The more belligerent Washington’s rhetoric becomes, the more Beijing will have to resort to alternative strategic choices, from grooming trading partners in its own ecosystem to militarily securing maritime trade routes, as it has been made clear there will no longer be a reliable accord around the Indo-Pacific. This will almost certainly build up tensions further and not contribute to de-escalation. The big question is whether the rest of the world will side with America by a majority and isolate China.
Massive efforts are being made. The US bill includes a 655 million budget provision to make perceived allies accomplices. For example, Belt and Road countries will be targeted to promote transparency and undo Beijing’s alleged disinformation campaigns. Instead, Asian media will be sponsored to be critical of China and disperse American propaganda. A link-up with American digital and cybersecurity infrastructure is to be proposed to such allies, highly conducive to expand US intelligence in the region.
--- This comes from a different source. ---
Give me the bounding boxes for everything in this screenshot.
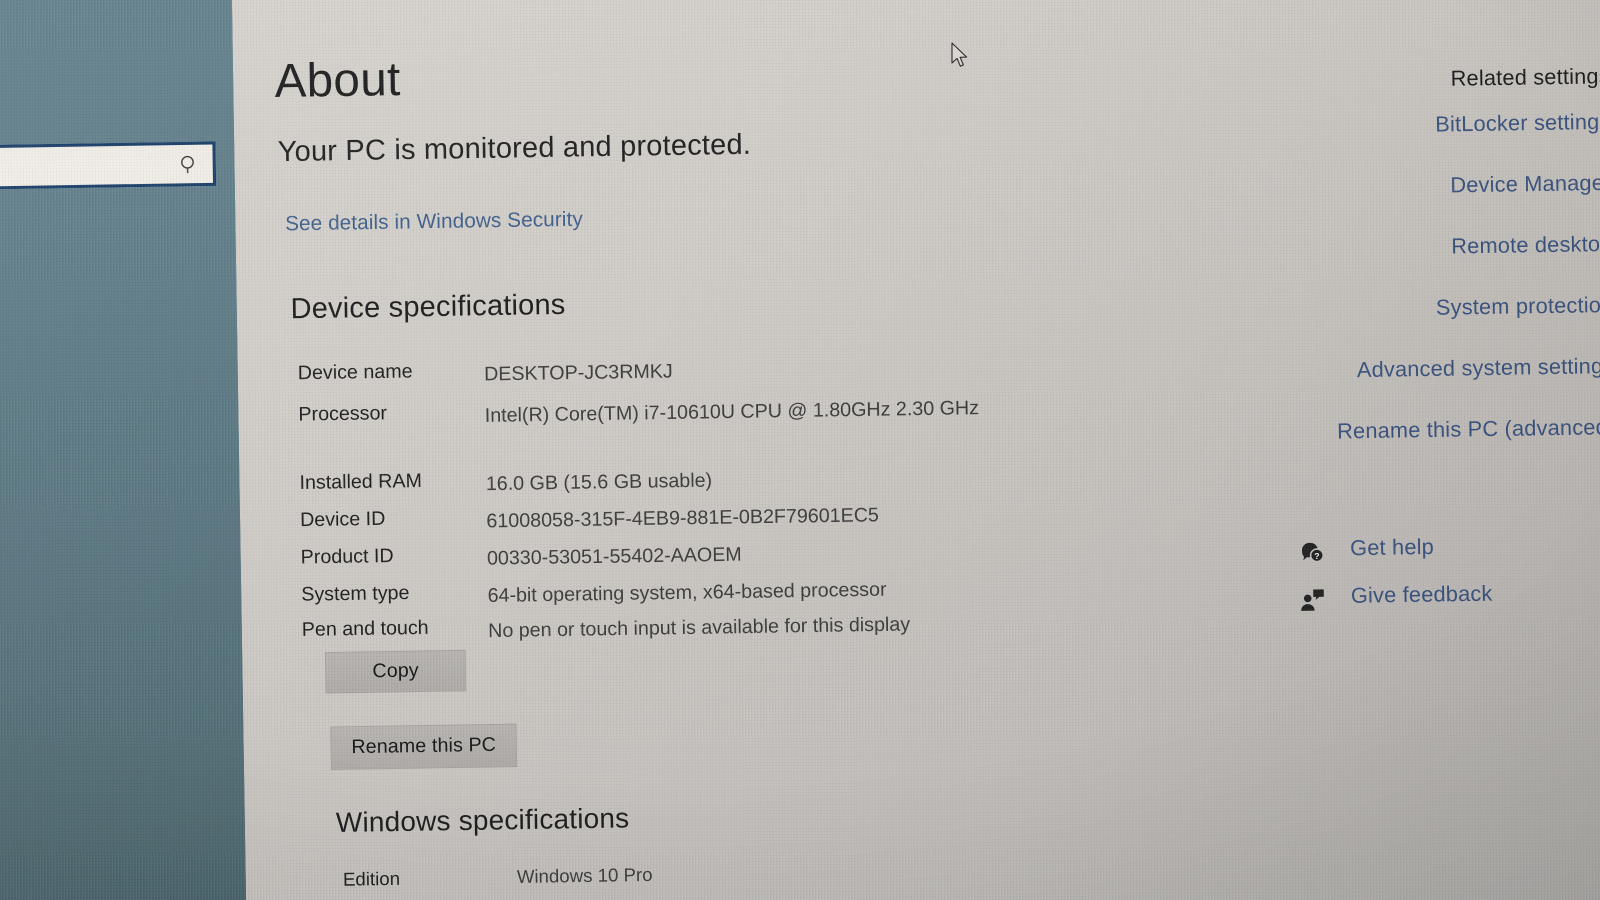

In addition, Asian countries will be offered surplus American defence equipment at reduced prices – Philippines, Thailand, Malaysia, Indonesia and Vietnam are being mentioned. Sadly, even educational and research institutions working with China are meant to be scrutinised, and one amendment to the bill indicates a diplomatic boycott of the 2022 Beijing Winter Olympics. Admittedly, this piece of legislation looks comprehensive.
But do we really think that all those so-called stakeholders will be playing their part? China doesn’t even need to become a hegemon in the region. Its ever-larger economic sphere of influence reaches across much of South-East Asia and the Global South. Why would European nations forego the largest consumer market in the world, as long as multilateral principles guide the relationship? And how much corporate lobbying will there be, once it transpires what is at stake regarding US business interests?
China may not be the partner of choice, but opportunistic governments around ASEAN and elsewhere will ultimately follow the money. Sure, if they can procure a few US warships on the cheap, they will go for it. But most are likely to be comfortable with China just because of their own sizeable Chinese diasporas and Confucianism as a basis for China’s proclaimed peaceful rise. And they have not forgotten what China has achieved in the past 25 years. It’s a track record matched by no one and least of all by America.